As part of its $1.3 billion highways bill for the present session, the U.S. Congress last week authorized $4,000,000 for a 200-mile road linking Nicaragua's Atlantic and Pacific coasts. It was a great victory for Nicaraguan Dictato Tacho Somoza, convalescing in Boston after a major abdominal operation. "I am awfully happy," said Tacho. "Nicaragua is the best friend the U.S. has--and I love that road. It can transport troops across the isthmus if the Panama Canal should be blown up."

Tacho first got the promise of the road from President Roosevelt just before World War II, when the Good Neighbor policy was blowing hot. On a visit to Washington in 1939, Tacho reminded his hosts that the U.S. had never built the interoceanic canal across Nicaragua for which it had obtained rights 23 years earlier. But, he said, Nicaragua's wounded pride might be restored by a 6-ft. barge canal linking the principal cities with the Atlantic. According to Tacho, Vice President Jack Garner tipped the scales in his favor by turning to F.D.R., highball in hand, and drawling: "Why don't you give this boy his ditch?"

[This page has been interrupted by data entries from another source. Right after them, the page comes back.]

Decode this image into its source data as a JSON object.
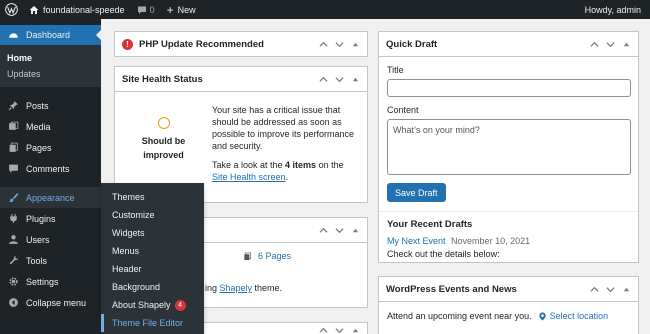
{
  "adminbar": {
    "site_name": "foundational-speede",
    "comment_count": "0",
    "new_label": "New",
    "howdy": "Howdy, admin"
  },
  "sidebar": {
    "dashboard": "Dashboard",
    "sub_home": "Home",
    "sub_updates": "Updates",
    "items": [
      {
        "label": "Posts",
        "icon": "pushpin-icon"
      },
      {
        "label": "Media",
        "icon": "media-icon"
      },
      {
        "label": "Pages",
        "icon": "pages-icon"
      },
      {
        "label": "Comments",
        "icon": "comment-icon"
      }
    ],
    "appearance": "Appearance",
    "items2": [
      {
        "label": "Plugins",
        "icon": "plugin-icon"
      },
      {
        "label": "Users",
        "icon": "users-icon"
      },
      {
        "label": "Tools",
        "icon": "tools-icon"
      },
      {
        "label": "Settings",
        "icon": "settings-icon"
      }
    ],
    "collapse": "Collapse menu"
  },
  "flyout": {
    "items": [
      "Themes",
      "Customize",
      "Widgets",
      "Menus",
      "Header",
      "Background",
      "About Shapely",
      "Theme File Editor"
    ],
    "badge": "4"
  },
  "php_panel": {
    "title": "PHP Update Recommended"
  },
  "health_panel": {
    "title": "Site Health Status",
    "status": "Should be improved",
    "message": "Your site has a critical issue that should be addressed as soon as possible to improve its performance and security.",
    "take_look_prefix": "Take a look at the ",
    "items_count": "4 items",
    "take_look_mid": " on the ",
    "link": "Site Health screen",
    "take_look_suffix": "."
  },
  "glance_panel": {
    "pages": "6 Pages",
    "theme_prefix": "ing ",
    "theme_link": "Shapely",
    "theme_suffix": " theme."
  },
  "quick_draft": {
    "title": "Quick Draft",
    "title_label": "Title",
    "content_label": "Content",
    "content_placeholder": "What’s on your mind?",
    "save_label": "Save Draft",
    "recent_title": "Your Recent Drafts",
    "draft_title": "My Next Event",
    "draft_date": "November 10, 2021",
    "draft_excerpt": "Check out the details below:"
  },
  "events_panel": {
    "title": "WordPress Events and News",
    "text": "Attend an upcoming event near you.",
    "select_location": "Select location"
  },
  "colors": {
    "accent": "#2271b1",
    "sidebar_bg": "#1d2327",
    "alert": "#d63638",
    "health_ring": "#dba617"
  }
}
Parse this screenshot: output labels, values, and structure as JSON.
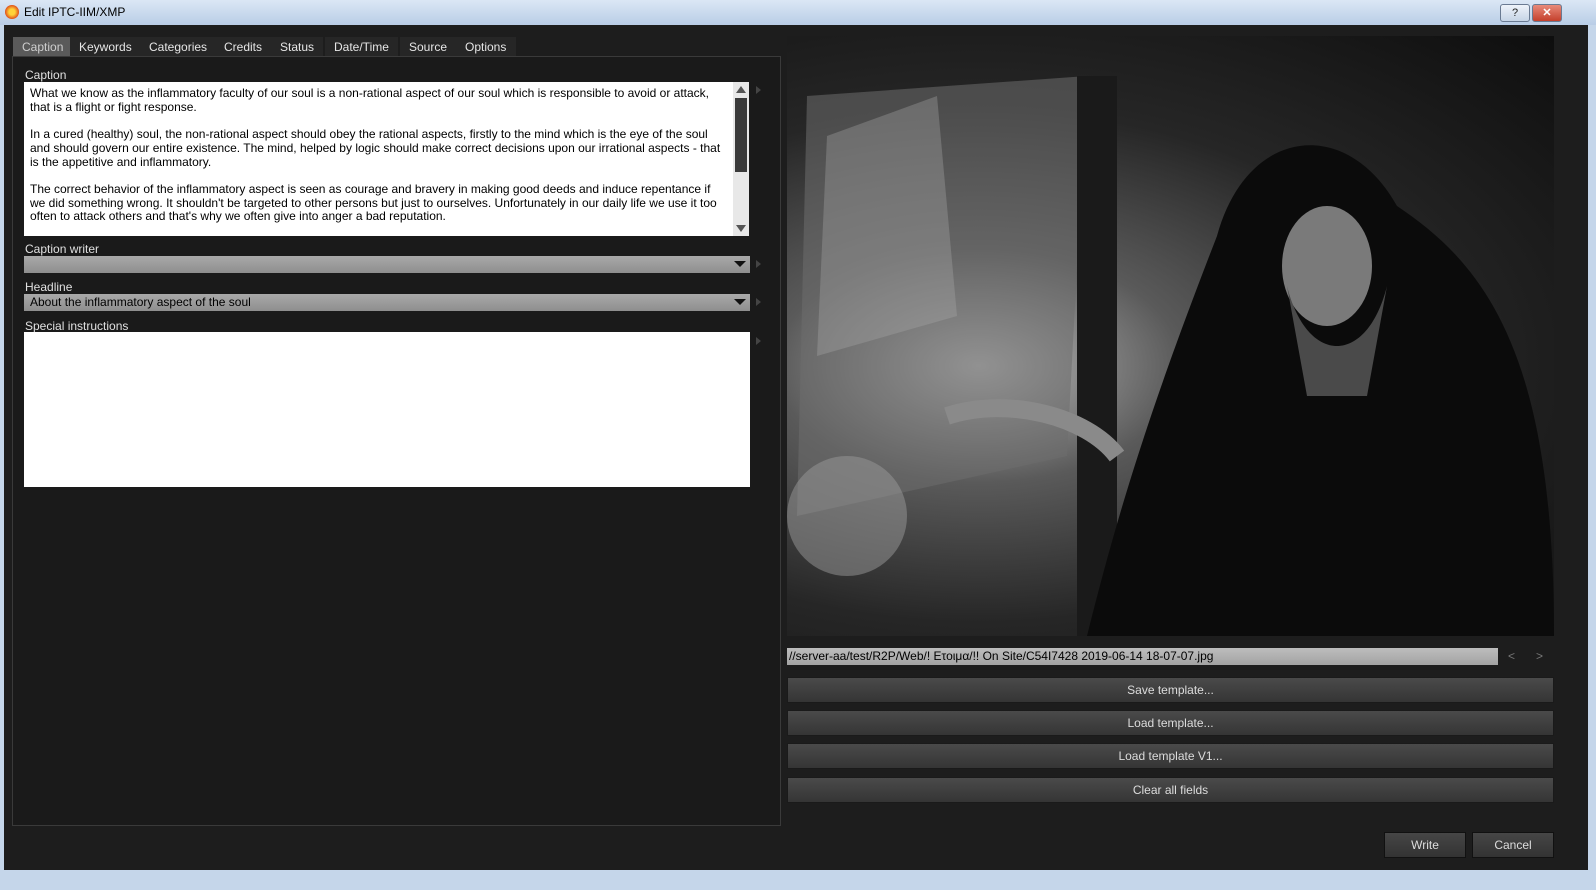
{
  "window": {
    "title": "Edit IPTC-IIM/XMP",
    "help": "?",
    "close": "✕"
  },
  "tabs": [
    "Caption",
    "Keywords",
    "Categories",
    "Credits",
    "Status",
    "Date/Time",
    "Source",
    "Options"
  ],
  "caption": {
    "label": "Caption",
    "value": "What we know as the inflammatory faculty of our soul is a non-rational aspect of our soul which is responsible to avoid or attack, that is a flight or fight response.\n\nIn a cured (healthy) soul, the non-rational aspect should obey the rational aspects, firstly to the mind which is the eye of the soul and should govern our entire existence. The mind, helped by logic should make correct decisions upon our irrational aspects - that is the appetitive and inflammatory.\n\nThe correct behavior of the inflammatory aspect is seen as courage and bravery in making good deeds and induce repentance if we did something wrong. It shouldn't be targeted to other persons but just to ourselves. Unfortunately in our daily life we use it too often to attack others and that's why we often give into anger a bad reputation."
  },
  "caption_writer": {
    "label": "Caption writer",
    "value": ""
  },
  "headline": {
    "label": "Headline",
    "value": "About the inflammatory aspect of the soul"
  },
  "special_instructions": {
    "label": "Special instructions",
    "value": ""
  },
  "file_path": "//server-aa/test/R2P/Web/! Ετοιμα/!! On Site/C54I7428 2019-06-14 18-07-07.jpg",
  "nav": {
    "prev": "<",
    "next": ">"
  },
  "buttons": {
    "save_template": "Save template...",
    "load_template": "Load template...",
    "load_template_v1": "Load template V1...",
    "clear_all": "Clear all fields",
    "write": "Write",
    "cancel": "Cancel"
  }
}
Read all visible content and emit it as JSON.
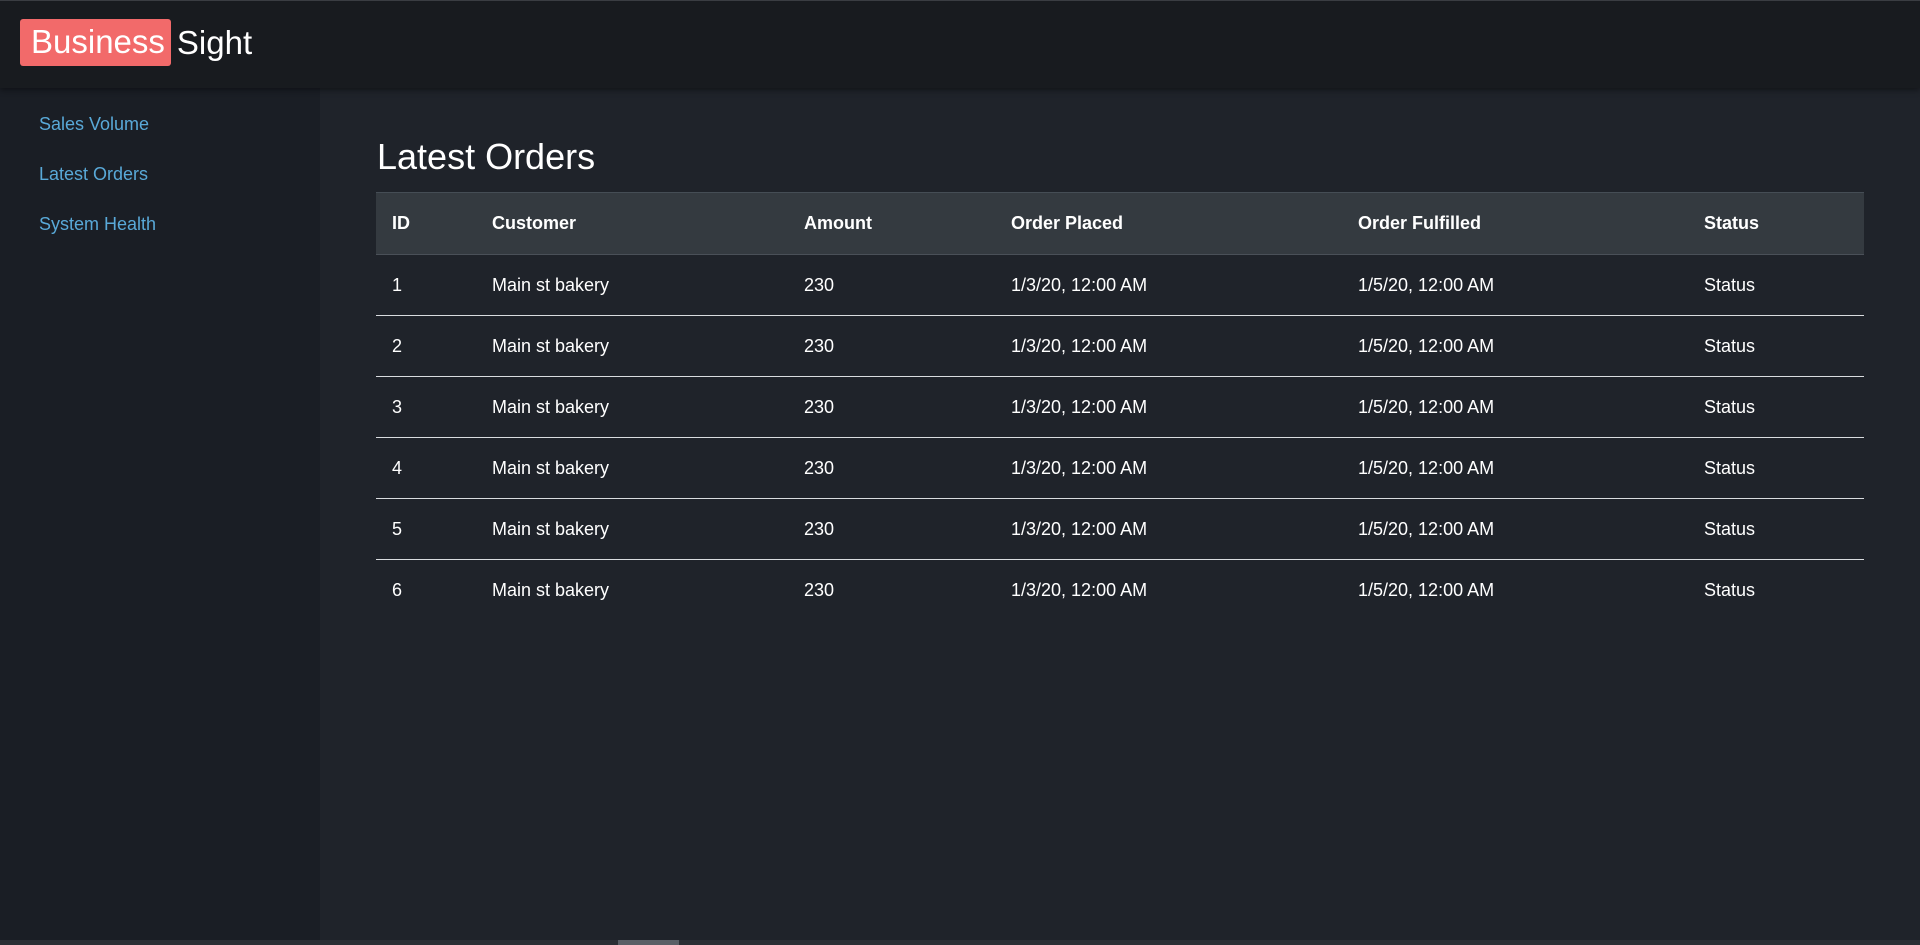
{
  "brand": {
    "highlight": "Business",
    "rest": "Sight",
    "highlight_color": "#f26a6a"
  },
  "sidebar": {
    "items": [
      {
        "label": "Sales Volume"
      },
      {
        "label": "Latest Orders"
      },
      {
        "label": "System Health"
      }
    ],
    "link_color": "#59a9d8"
  },
  "main": {
    "title": "Latest Orders"
  },
  "table": {
    "headers": [
      "ID",
      "Customer",
      "Amount",
      "Order Placed",
      "Order Fulfilled",
      "Status"
    ],
    "rows": [
      [
        "1",
        "Main st bakery",
        "230",
        "1/3/20, 12:00 AM",
        "1/5/20, 12:00 AM",
        "Status"
      ],
      [
        "2",
        "Main st bakery",
        "230",
        "1/3/20, 12:00 AM",
        "1/5/20, 12:00 AM",
        "Status"
      ],
      [
        "3",
        "Main st bakery",
        "230",
        "1/3/20, 12:00 AM",
        "1/5/20, 12:00 AM",
        "Status"
      ],
      [
        "4",
        "Main st bakery",
        "230",
        "1/3/20, 12:00 AM",
        "1/5/20, 12:00 AM",
        "Status"
      ],
      [
        "5",
        "Main st bakery",
        "230",
        "1/3/20, 12:00 AM",
        "1/5/20, 12:00 AM",
        "Status"
      ],
      [
        "6",
        "Main st bakery",
        "230",
        "1/3/20, 12:00 AM",
        "1/5/20, 12:00 AM",
        "Status"
      ]
    ]
  }
}
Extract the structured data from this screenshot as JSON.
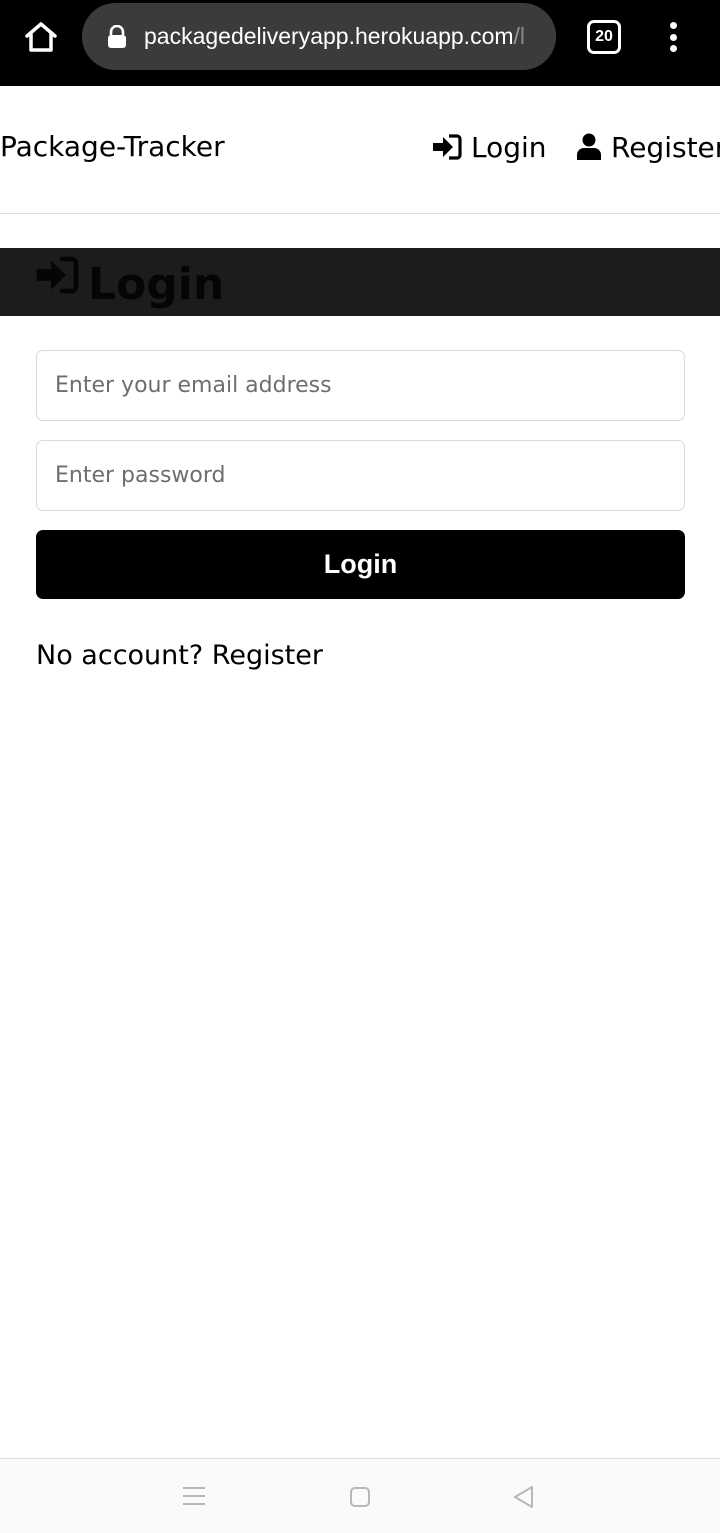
{
  "browser": {
    "url_host": "packagedeliveryapp.herokuapp.com",
    "url_path": "/l",
    "tab_count": "20"
  },
  "navbar": {
    "brand": "Package-Tracker",
    "login_label": "Login",
    "register_label": "Register"
  },
  "page": {
    "title": "Login"
  },
  "form": {
    "email_placeholder": "Enter your email address",
    "password_placeholder": "Enter password",
    "submit_label": "Login",
    "no_account_text": "No account? ",
    "register_link": "Register"
  },
  "icons": {
    "home": "home-icon",
    "lock": "lock-icon",
    "menu": "more-vert-icon",
    "login": "sign-in-icon",
    "register": "user-icon"
  },
  "colors": {
    "title_band": "#1c1c1c",
    "button": "#000000",
    "browser_bar": "#000000",
    "url_pill": "#3b3b3d"
  }
}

When engineers later advised Roosevelt that such a canal would cost too much, Tacho offered to settle for a transisthmian highway. Roosevelt agreed.

With funds from a special White House emergency kitty, a right of way was hacked out of the jungle from San Benito on the west to Rama near the east coast. Then the war ended, and it was up to Congress to vote funds to finish the job. Year after year, Congress refused to meet an obligation that Roosevelt had contracted in his most offhand executive manner without consulting a single member of the Senate or House. Year after year, Tacho ponied up $30,000 a month to keep the road from going back to bush. This year Assistant Secretary of State Edward G. Miller told the House committee: ". . . The terms of an executive agreement . . . will not be honored in full until the road . . . is finished from San Benito to Rama, and until a survey is completed from Rama to El Bluff [on the east coast]." Relenting at last, Congress agreed to provide for Tacho's "F.D.R. Highway."